9 thoughts on “Déjà vu Bug: The network connection of a running Hyper-V virtual machine may be lost under heavy outgoing network traffic on a computer that is running Windows Server 2008 R2 SP1

  1. The NIC reset issue has been the bane of my existence for the last six months. At least 3 hotfixes have been installed – one via batch file written by Microsoft after a support call- and none of it has worked 100%.

    At best we’ve minimized the reset issues on 2003 32bit VMs, but now 64bit R2 boxes are getting NIC resets.

    One thing I haven’t seen addressed is everyone using Synthetic NICs? We do because it’s recommended and the guests stay on better through a live migration. But we’re seriously thinking of using emulated NICs.

    Easter Weekend is our big SP1 + hotfix upgrade so hopefull thingis will be better next week.

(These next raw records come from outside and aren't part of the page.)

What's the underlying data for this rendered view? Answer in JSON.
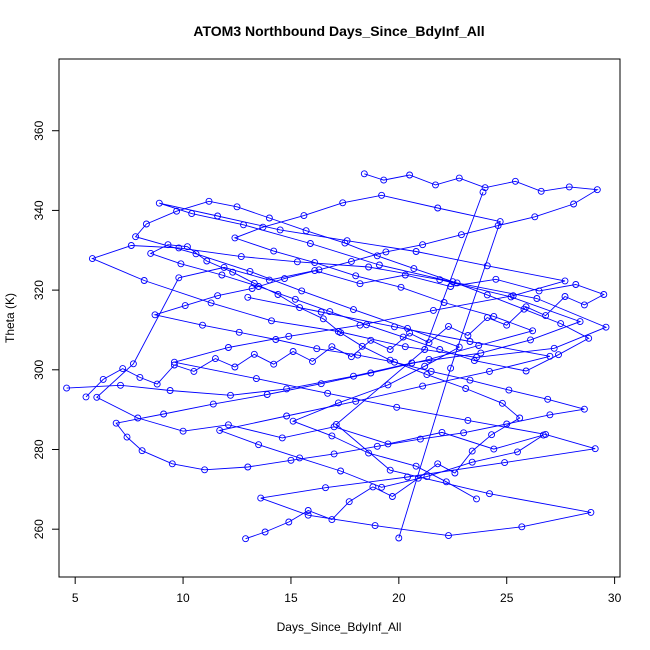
{
  "chart_data": {
    "type": "scatter",
    "title": "ATOM3 Northbound Days_Since_BdyInf_All",
    "xlabel": "Days_Since_BdyInf_All",
    "ylabel": "Theta (K)",
    "xlim": [
      4.25,
      30.25
    ],
    "ylim": [
      248,
      378
    ],
    "xticks": [
      5,
      10,
      15,
      20,
      25,
      30
    ],
    "xtick_labels": [
      "5",
      "10",
      "15",
      "20",
      "25",
      "30"
    ],
    "yticks": [
      260,
      280,
      300,
      320,
      340,
      360
    ],
    "ytick_labels": [
      "260",
      "280",
      "300",
      "320",
      "340",
      "360"
    ],
    "grid": false,
    "legend": "none",
    "series_color": "#0000ff",
    "marker": "open-circle",
    "connected_by_lines": true,
    "series": [
      {
        "x": [
          4.6,
          7.1,
          9.4,
          12.2,
          14.8,
          17.9,
          20.6,
          23.8,
          26.1,
          28.4,
          25.2,
          21.9,
          18.6,
          15.3,
          12.7,
          9.8,
          7.6,
          5.8,
          8.2,
          11.3,
          14.1,
          17.2,
          20.3,
          23.6,
          27.2,
          29.6,
          26.4,
          22.7,
          19.1,
          15.9,
          12.8,
          10.4,
          8.9,
          11.6,
          14.5,
          17.6,
          20.8,
          24.1,
          27.7,
          25.3,
          21.6,
          18.2,
          14.9,
          12.1,
          9.6,
          13.4,
          16.7,
          19.9,
          23.2,
          26.8,
          29.1,
          24.9,
          20.4,
          16.6,
          13.6,
          15.8,
          18.9,
          22.3,
          25.7,
          28.9,
          24.2,
          19.6,
          17.1,
          21.2,
          23.9
        ],
        "y": [
          295.4,
          296.1,
          294.8,
          293.6,
          295.2,
          298.4,
          301.7,
          304.2,
          307.5,
          312.1,
          318.3,
          322.6,
          325.8,
          327.1,
          328.4,
          330.6,
          331.2,
          327.9,
          322.4,
          316.8,
          312.3,
          309.6,
          305.8,
          303.1,
          305.4,
          310.7,
          317.9,
          321.8,
          326.3,
          331.7,
          336.4,
          339.2,
          341.8,
          338.6,
          335.1,
          332.4,
          329.7,
          326.1,
          322.3,
          318.6,
          314.9,
          311.2,
          308.4,
          305.6,
          301.9,
          297.8,
          294.1,
          290.6,
          287.3,
          283.8,
          280.2,
          276.7,
          273.1,
          270.4,
          267.8,
          263.5,
          260.9,
          258.4,
          260.6,
          264.2,
          268.9,
          274.8,
          286.3,
          305.1,
          344.6
        ]
      },
      {
        "x": [
          18.4,
          19.3,
          20.5,
          21.7,
          22.8,
          24.0,
          25.4,
          26.6,
          27.9,
          29.2,
          28.1,
          26.3,
          24.6,
          22.9,
          21.1,
          19.4,
          17.8,
          16.3,
          14.7,
          13.2,
          11.6,
          10.1,
          8.7,
          10.9,
          12.6,
          14.3,
          16.2,
          18.1,
          19.8,
          21.5,
          23.3,
          25.1,
          26.9,
          28.6,
          27.0,
          25.0,
          23.0,
          21.0,
          19.0,
          17.0,
          15.0,
          13.0,
          11.0,
          9.5,
          8.1,
          7.4,
          6.9,
          9.1,
          11.4,
          13.9,
          16.4,
          18.7,
          21.4,
          23.7,
          26.2,
          24.4,
          22.1,
          20.1,
          18.0,
          16.1,
          14.2,
          12.4,
          13.7,
          15.6,
          17.4,
          19.2,
          21.8,
          24.7,
          22.4,
          20.0
        ],
        "y": [
          349.2,
          347.6,
          348.9,
          346.4,
          348.1,
          345.7,
          347.3,
          344.8,
          345.9,
          345.2,
          341.6,
          338.4,
          336.2,
          333.9,
          331.4,
          329.6,
          327.2,
          325.1,
          322.9,
          320.4,
          318.6,
          316.1,
          313.8,
          311.2,
          309.4,
          307.6,
          305.3,
          303.7,
          301.9,
          299.6,
          297.4,
          294.9,
          292.6,
          290.1,
          288.7,
          286.4,
          284.2,
          282.6,
          280.8,
          278.9,
          277.3,
          275.6,
          274.9,
          276.4,
          279.7,
          283.1,
          286.6,
          288.9,
          291.4,
          293.8,
          296.5,
          299.2,
          302.6,
          306.1,
          309.8,
          313.4,
          316.9,
          320.7,
          323.6,
          326.9,
          329.8,
          333.1,
          335.8,
          338.7,
          341.9,
          343.8,
          340.6,
          337.2,
          300.4,
          257.8
        ]
      },
      {
        "x": [
          12.9,
          13.8,
          14.9,
          15.8,
          16.9,
          17.7,
          18.8,
          19.7,
          20.9,
          21.8,
          22.6,
          23.4,
          24.3,
          25.6,
          24.8,
          23.1,
          21.3,
          19.6,
          18.3,
          17.3,
          16.5,
          15.4,
          14.4,
          13.3,
          12.3,
          11.1,
          10.2,
          9.3,
          8.5,
          9.9,
          11.8,
          13.5,
          15.2,
          16.8,
          18.5,
          20.2,
          21.9,
          23.5,
          25.9,
          27.4,
          28.8,
          27.5,
          25.8,
          24.1,
          22.5,
          20.7,
          19.0,
          17.5,
          15.7,
          14.0,
          12.5,
          11.2,
          9.7,
          8.3,
          7.8,
          10.6,
          13.1,
          15.5,
          17.9,
          20.4,
          22.8,
          21.2,
          19.5,
          17.2,
          15.1,
          16.9,
          18.6,
          20.8,
          22.2,
          23.6
        ],
        "y": [
          257.6,
          259.3,
          261.8,
          264.7,
          262.4,
          266.9,
          270.6,
          268.2,
          272.8,
          276.4,
          274.1,
          279.6,
          283.7,
          287.9,
          291.6,
          295.3,
          298.8,
          302.4,
          305.9,
          309.3,
          312.8,
          315.6,
          318.9,
          321.7,
          324.5,
          327.3,
          330.9,
          331.4,
          329.2,
          326.6,
          323.8,
          320.9,
          317.7,
          314.6,
          311.3,
          308.2,
          305.1,
          302.3,
          299.7,
          303.8,
          307.9,
          311.6,
          315.2,
          318.8,
          322.1,
          325.4,
          328.6,
          331.8,
          334.9,
          338.1,
          340.9,
          342.3,
          339.8,
          336.6,
          333.4,
          329.1,
          324.7,
          319.8,
          315.1,
          310.4,
          305.7,
          300.9,
          296.2,
          291.7,
          287.1,
          283.4,
          279.1,
          275.8,
          271.9,
          267.6
        ]
      },
      {
        "x": [
          5.5,
          6.3,
          7.2,
          8.0,
          8.8,
          9.6,
          10.5,
          11.5,
          12.4,
          13.3,
          14.2,
          15.1,
          16.0,
          16.9,
          17.8,
          18.7,
          19.6,
          20.5,
          21.4,
          22.3,
          23.2,
          24.1,
          25.0,
          25.9,
          26.8,
          27.7,
          28.6,
          29.5,
          28.2,
          26.5,
          24.5,
          22.4,
          20.3,
          18.2,
          16.1,
          14.0,
          11.9,
          9.8,
          7.7,
          6.0,
          7.9,
          10.0,
          12.1,
          14.6,
          17.0,
          19.5,
          22.0,
          24.4,
          26.7,
          25.5,
          23.4,
          21.3,
          19.2,
          17.3,
          15.4,
          13.5,
          11.7,
          14.8,
          18.0,
          21.1,
          24.2,
          27.0,
          23.3,
          19.8,
          16.4,
          13.0
        ],
        "y": [
          293.2,
          297.6,
          300.3,
          298.1,
          296.4,
          301.2,
          299.6,
          302.8,
          300.7,
          303.9,
          301.4,
          304.6,
          302.1,
          305.8,
          303.3,
          307.4,
          305.1,
          309.2,
          306.8,
          310.9,
          308.6,
          313.1,
          311.2,
          315.8,
          313.6,
          318.4,
          316.3,
          318.9,
          321.4,
          319.8,
          322.7,
          320.9,
          323.8,
          321.6,
          324.9,
          322.5,
          325.7,
          323.1,
          301.5,
          293.1,
          287.9,
          284.6,
          286.2,
          282.9,
          285.7,
          281.4,
          284.3,
          280.1,
          283.6,
          279.4,
          276.8,
          273.2,
          270.5,
          274.6,
          277.9,
          281.2,
          284.8,
          288.4,
          292.1,
          295.9,
          299.6,
          303.4,
          307.1,
          310.8,
          314.5,
          318.2
        ]
      }
    ]
  }
}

  2. Our upgrade went about as well as we could hope. I shut down each VM to make migration easier, then upgraded Node1 with SP1 + NIC Hotfix and Cluster Hotfix. Three restarts later and Node 1 was back up. Repeated the process for Nodes 2-4.

    Then I deployed new Integration Components via SCCM. That took the bulk of the weekend work.

    The bad news is we haven’t yet passed Cluster Validation. It errors out on storage with “status code 87” which may be related to system partitions (bit locker). We’re investigating. But at least it didn’t corrupt our VHDs.

    I’m hopeful on the crashing NICs. That problem has single-handedly made my boss regret going to Hyper V. How do you explain to a business that a bug is causing a virtual NIC on an important server to crash?

    It’s Monday morning here so we’ll find out soon enough. Thanks for the blog again!

    • I think you can be very sure about the hotfix for the outgoing traffic bug. The cluster validation you’re seeing now is not related to the validation bug I think. Windows Server 2008 R2 supports enabling BitLocker on a non-shared disk on a failover cluster node. But I haven’t done that yet. I’ve read about Staus code 87 here http://mrhodes.net/2010/06/09/status-code-87-when-trying-to-validate-windows-server-2008-r2-failover-cluster-8/ and that was when you have partitions with no drive letter / mount point assigend don the primary disk. I have not seen that myself.

      Good luck.

      I’ve done some comepting vitualization solutions also and I’ve seen serious issues with “Service Packs” & updates there as well. It comes with the job & technology I’m afraid and you can regret any technology when it comes to the day you have issues with it 🙂

  3. I have a 2003 r2 VM running under a non-R2 2008 Hyper-V host. The NIC reset “bug” is affecting it, and the Integration Services updates therefore don’t (and won’t!) apply to my system. Clues greatfully received.

    • I know of several hotfixes for Windows Server 2008 R2 with windows 2003 virtual machines but not for Windows 2008. I would suggest trying in the Hyper-V newsgroups on TechNet or contacting Microsoft support.